Acórdão do Supremo Tribunal de Justiça
Processo:
1813/22.8YRLSB.S1
Nº Convencional: 7.ª SECÇÃO
Relator: MANUEL CAPELO
Descritores: UNIÃO DE FACTO
REVISÃO DE SENTENÇA ESTRANGEIRA
PRESSUPOSTOS
ESCRITURA PÚBLICA
DECISÃO
Data do Acordão: 11/29/2022
Votação: UNANIMIDADE
Texto Integral: S
Privacidade: 1
Meio Processual: REVISTA
Decisão: NEGADA
Sumário :
Conforme acórdão de uniformização de jurisprudência proferido no processo 151/21.8YRPRT.S1-A, A escritura pública declaratória de união estável celebrada no Brasil não contém uma decisão revestida de força de caso julgado que recaia sobre direitos privados; daí que não seja suscetível de revisão e confirmação pelos tribunais portugueses, nos termos dos arts. 978.º e ss. do Código de Processo Civil.
Decisão Texto Integral:

Acordam no Supremo Tribunal de Justiça



Relatório

Em ação especial de revisão de sentença estrangeira intentada por AA e BB, foi proferido acórdão que com um voto de vencido negou a revisão pretendida com fundamento em a decisão revidenda não ser uma sentença, mas sim uma escritura pública da qual não consta qualquer decisão do tabelião, mas apenas declarações dos outorgantes. A declaração dos requerentes numa escritura pública perante uma autoridade administrativa estrangeira de que vivem em união de facto não está, pois, abrangida pela previsão do artigo 978º nº 1 do CPC, pelo que não pode ser revista e confirmada.

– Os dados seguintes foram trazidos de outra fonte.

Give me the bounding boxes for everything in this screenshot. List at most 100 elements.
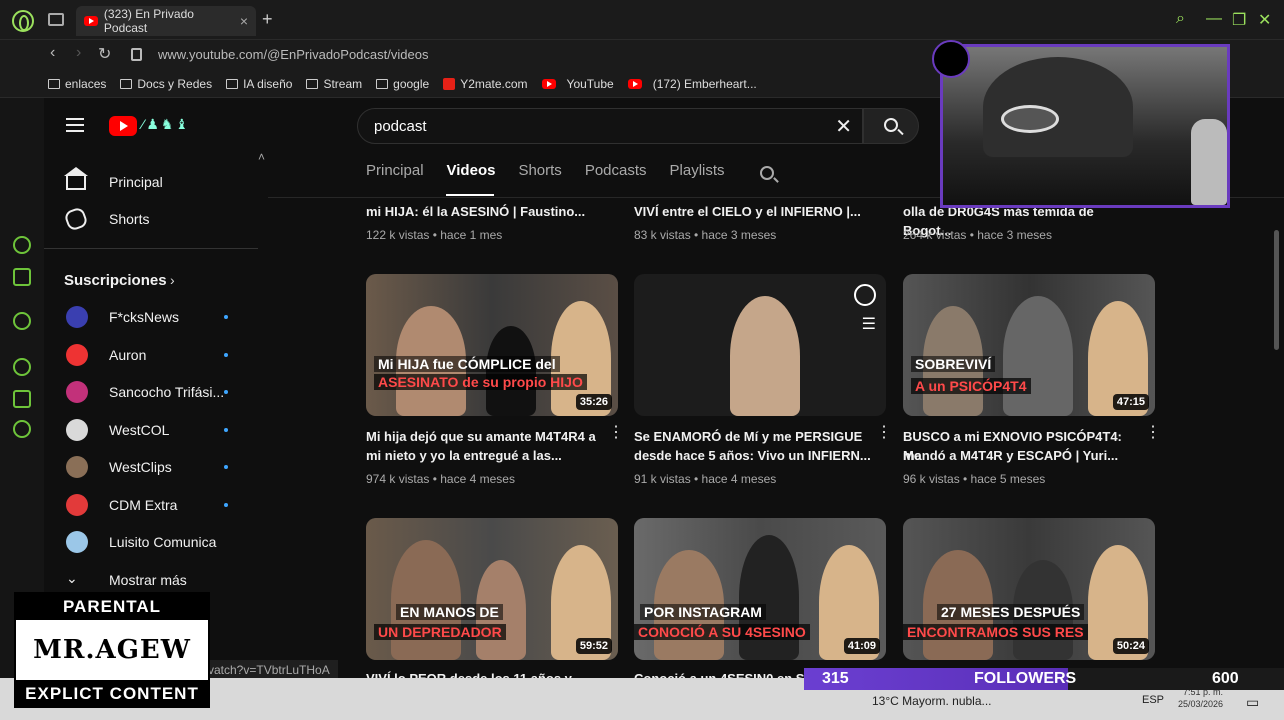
video-title-line1[interactable]: Mi hija dejó que su amante M4T4R4 a (366, 427, 606, 446)
tab-playlists[interactable]: Playlists (670, 162, 725, 179)
video-duration: 47:15 (1112, 394, 1149, 410)
search-query: podcast (374, 118, 427, 135)
more-options-icon[interactable]: ⋮ (608, 425, 624, 446)
weather-widget[interactable]: 13°C Mayorm. nubla... (872, 694, 992, 708)
cap-figure (983, 57, 1133, 157)
channel-search-icon[interactable] (760, 166, 774, 180)
watch-later-icon[interactable] (854, 284, 876, 306)
sub-luisito[interactable]: Luisito Comunica (44, 524, 268, 560)
sub-auron[interactable]: Auron (44, 337, 268, 373)
person-figure (730, 296, 800, 416)
sub-label: WestClips (109, 459, 172, 475)
menu-hamburger-icon[interactable] (66, 118, 84, 132)
video-title-line2[interactable]: mi nieto y yo la entregué a las... (366, 446, 606, 465)
bookmark-stream[interactable]: Stream (306, 77, 362, 91)
youtube-logo[interactable] (109, 116, 137, 136)
minimize-icon[interactable]: — (1206, 10, 1222, 28)
cap-patch (1001, 105, 1059, 133)
video-duration: 59:52 (575, 638, 612, 654)
video-title[interactable]: VIVÍ entre el CIELO y el INFIERNO |... (634, 202, 874, 221)
video-title-line2[interactable]: mandó a M4T4R y ESCAPÓ | Yuri... (903, 446, 1143, 465)
video-thumbnail[interactable]: POR INSTAGRAM CONOCIÓ A SU 4SESINO 41:09 (634, 518, 886, 660)
bookmark-label: Y2mate.com (460, 76, 528, 91)
browser-tab[interactable]: (323) En Privado Podcast × (76, 6, 256, 36)
subscriptions-title[interactable]: Suscripciones (64, 272, 167, 289)
sub-fcksnews[interactable]: F*cksNews (44, 299, 268, 335)
y2mate-icon (443, 77, 456, 90)
url-field[interactable]: www.youtube.com/@EnPrivadoPodcast/videos (158, 47, 428, 62)
speed-dial-icon[interactable] (13, 236, 31, 254)
sub-cdm-extra[interactable]: CDM Extra (44, 487, 268, 523)
tab-list-icon[interactable] (48, 13, 64, 26)
lock-icon (131, 48, 142, 61)
tab-videos[interactable]: Videos (447, 162, 496, 179)
more-options-icon[interactable]: ⋮ (876, 425, 892, 446)
notifications-icon[interactable]: ▭ (1246, 694, 1259, 711)
back-icon[interactable]: ‹ (50, 44, 55, 62)
tab-principal[interactable]: Principal (366, 162, 424, 179)
reload-icon[interactable]: ↻ (98, 44, 111, 64)
bookmark-label: Docs y Redes (137, 76, 213, 91)
bookmark-label: Stream (323, 76, 363, 91)
sidebar-item-principal[interactable]: Principal (44, 164, 268, 200)
add-to-queue-icon[interactable]: ☰ (862, 314, 876, 334)
language-indicator[interactable]: ESP (1142, 694, 1164, 706)
bookmark-y2mate[interactable]: Y2mate.com (443, 76, 528, 91)
browser-logo-icon[interactable] (12, 10, 34, 32)
video-thumbnail[interactable]: Mi HIJA fue CÓMPLICE del ASESINATO de su… (366, 274, 618, 416)
sidebar-item-label: Shorts (109, 211, 150, 227)
bookmark-enlaces[interactable]: enlaces (48, 77, 106, 91)
bookmark-label: (172) Emberheart... (652, 76, 757, 91)
new-content-dot (224, 465, 228, 469)
extensions-icon[interactable] (13, 390, 31, 408)
clear-search-icon[interactable]: ✕ (835, 114, 852, 139)
bookmark-google[interactable]: google (376, 77, 429, 91)
video-thumbnail[interactable]: EN MANOS DE UN DEPREDADOR 59:52 (366, 518, 618, 660)
sub-westclips[interactable]: WestClips (44, 449, 268, 485)
video-title-line2[interactable]: desde hace 5 años: Vivo un INFIERN... (634, 446, 874, 465)
bookmark-docs[interactable]: Docs y Redes (120, 77, 212, 91)
bookmark-emberheart[interactable]: (172) Emberheart... (627, 76, 757, 91)
more-options-icon[interactable]: ⋮ (1145, 425, 1161, 446)
video-thumbnail[interactable]: 27 MESES DESPUÉS ENCONTRAMOS SUS RES 50:… (903, 518, 1155, 660)
video-thumbnail[interactable]: ☰ (634, 274, 886, 416)
thumbnail-caption-red: CONOCIÓ A SU 4SESINO (634, 624, 810, 640)
bag-icon[interactable] (13, 268, 31, 286)
scrollbar-thumb[interactable] (1274, 230, 1279, 350)
bookmark-ia[interactable]: IA diseño (226, 77, 292, 91)
maximize-icon[interactable]: ❐ (1232, 10, 1246, 30)
search-input[interactable]: podcast ✕ (357, 108, 863, 144)
video-title-line1[interactable]: Se ENAMORÓ de Mí y me PERSIGUE (634, 427, 874, 446)
search-icon[interactable]: ⌕ (1176, 10, 1185, 28)
forward-icon[interactable]: › (76, 44, 81, 62)
sidebar-divider (44, 248, 258, 249)
history-icon[interactable] (13, 358, 31, 376)
thumbnail-caption: SOBREVIVÍ (911, 356, 996, 372)
tab-podcasts[interactable]: Podcasts (585, 162, 647, 179)
bookmark-youtube[interactable]: YouTube (541, 77, 614, 91)
thumbnail-caption: Mi HIJA fue CÓMPLICE del (374, 356, 560, 372)
tab-close-icon[interactable]: × (240, 13, 248, 29)
chevron-right-icon[interactable]: › (170, 272, 175, 288)
avatar (66, 494, 88, 516)
collapse-chevron-icon[interactable]: ˄ (258, 150, 265, 164)
bookmark-label: enlaces (65, 76, 107, 91)
show-more-label: Mostrar más (109, 572, 187, 588)
sub-label: Auron (109, 347, 147, 363)
sub-westcol[interactable]: WestCOL (44, 412, 268, 448)
sidebar-item-shorts[interactable]: Shorts (44, 201, 268, 237)
video-title[interactable]: mi HIJA: él la ASESINÓ | Faustino... (366, 202, 606, 221)
close-window-icon[interactable]: ✕ (1258, 10, 1271, 30)
logo-doodle-icon: ⁄♟♞♝ (142, 116, 190, 132)
sub-sancocho[interactable]: Sancocho Trifási... (44, 374, 268, 410)
tab-shorts[interactable]: Shorts (518, 162, 561, 179)
settings-gear-icon[interactable] (13, 420, 31, 438)
search-button[interactable] (863, 108, 919, 144)
youtube-icon (541, 78, 556, 89)
youtube-sidebar: ⁄♟♞♝ ˄ Principal Shorts Suscripciones › … (44, 98, 268, 678)
followers-goal-bar: 315 FOLLOWERS 600 (804, 668, 1284, 690)
new-tab-button[interactable]: + (262, 9, 273, 30)
sub-label: Sancocho Trifási... (109, 384, 225, 400)
video-thumbnail[interactable]: SOBREVIVÍ A un PSICÓP4T4 47:15 (903, 274, 1155, 416)
whatsapp-icon[interactable] (13, 312, 31, 330)
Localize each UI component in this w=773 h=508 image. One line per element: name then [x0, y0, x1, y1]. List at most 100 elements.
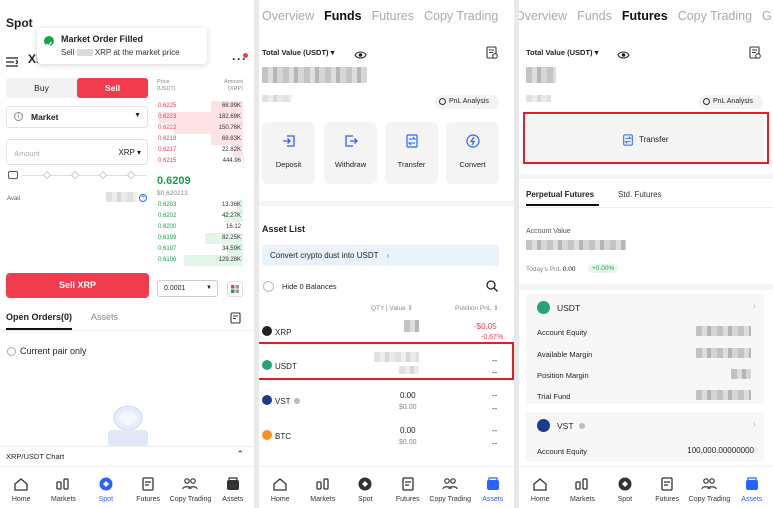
nav-home[interactable]: Home	[0, 467, 42, 508]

Desta decisão interpuseram os autores recurso de revista concluindo que:

 “Considerando que a escritura pública de união estável proferida por autoridade administrativa brasileira se ajusta ao conceito do art.º 978.º do CPC, e que a lei  aplicável à relação jurídica em causa é a lei brasileira, por não ser esta uma matéria da competência exclusiva dos tribunais portugueses, e estando presentes os requisitos do art.º 980 do CPC e ausentes os do art.º 983, deve ser revista e confirmada em Portugal a escritura pública declaratória de união estável de origem brasileira, na forma do art.º 10, n.º 3, al. a), do CPC, conferindo-se, assim, a boa e correta interpretação aos arts. 978.º, 980.º e 983.º, todos do CPC, ao citado art. 3.º, n.º 3, da Lei n.º 37/81, de 03 de outubro, ao art.º 14.º, n.º 2 do Decreto-Lei n.º 237-A/2006, de 14 de dezembro, e arts 50.º e 52.º do Código Civil.”

Concluem pedindo que seja o acórdão do tribunal da Relação de Lisboa reformado, julgando-se procedente a revista para a finalidade de reconhecer a revisão e homologação da decisão administrativa brasileira que reconheceu a união de facto dos autores, conferindo-lhe a eficácia exigida pelo art. 978. do CPC.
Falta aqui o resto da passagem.